In the early years of the 20th century, there was a craze of medical quackery following the discovery of radioactivity in 1896 and the isolation of radium in 1898. Radioactive quackery quickly spawned numerous products which claimed to have a variety of medical benefits. Many of these products were completely bogus, but some, to the detriment of their buyers, were actually genuine. Radithor, for example, was a patent medicine composed of distilled water containing at least one microcurie of radium salts. Wealthy U.S. industrialist Eben Byers, who ingested large quantities of the stuff, died in 1932 of a variety of cancers and degeneration of his bones. He was buried in a lead-lined coffin.
Well, that was then and this is now, right? Certainly we’ve learned the risks of radiation, how silly people were to think of radiation as a medical panacea or fountain of youth, and people in developed countries are protected by their powerful and benevolent health and safety regulators, right? Right?
Wrong. Do a search for “negative ion bracelet” on Amazon or eBay. You will find a long list of products, many manufactured in China, which claim a litany of health benefits from “negative ions” they are said to produce. Now, many of them are completely bogus, and are made of materials such as titanium, copper, and permanent magnet alloys which produce no ions whatsoever. But like the original radium craze, even worse, some of them do produce ions, or at least, ionising radiation, by containing thorium, usually in the form of thorium dioxide. Thorium and its daughter nuclides, including isotopes of radium, actinium, radon, polonium, lead, bismuth, and thallium, emit alpha, beta, and gamma radiation.

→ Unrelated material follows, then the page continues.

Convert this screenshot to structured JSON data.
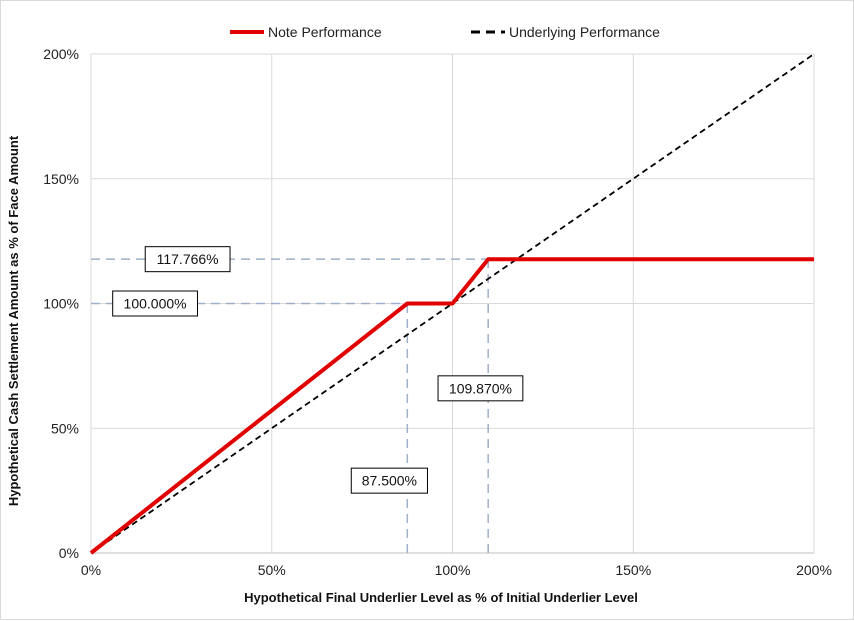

One of the bracelets, when tested, was found to expose the skin immediately beneath it to radiation of 5.6 microSieverts per hour, which is equivalent to a dental X-ray every two hours. Background radiation at Fourmilab is around 0.16 μSv/h, so this is around 35 times higher than background. Worse, some of the bracelets simply have thorium dioxide powder embedded in silicone plastic and, as the plastic ages and erodes, are likely to shed radioactive dust that can be inhaled, which is about the worst thing that can happen with radioactive material, especially alpha emitters.
Here is a video from The Thought Emporium analysing a variety of these “negative ion” products and the radiation doses they deliver and the consequences thereof.
Oh, and there is no evidence that negative ions have any health benefits at all. Air ionisers can be useful in removing particulate matter contamination from air and reducing static build-up which can damage electronics, but these are effects which have nothing to do with the claims for these medical quackery products, radioactive or not.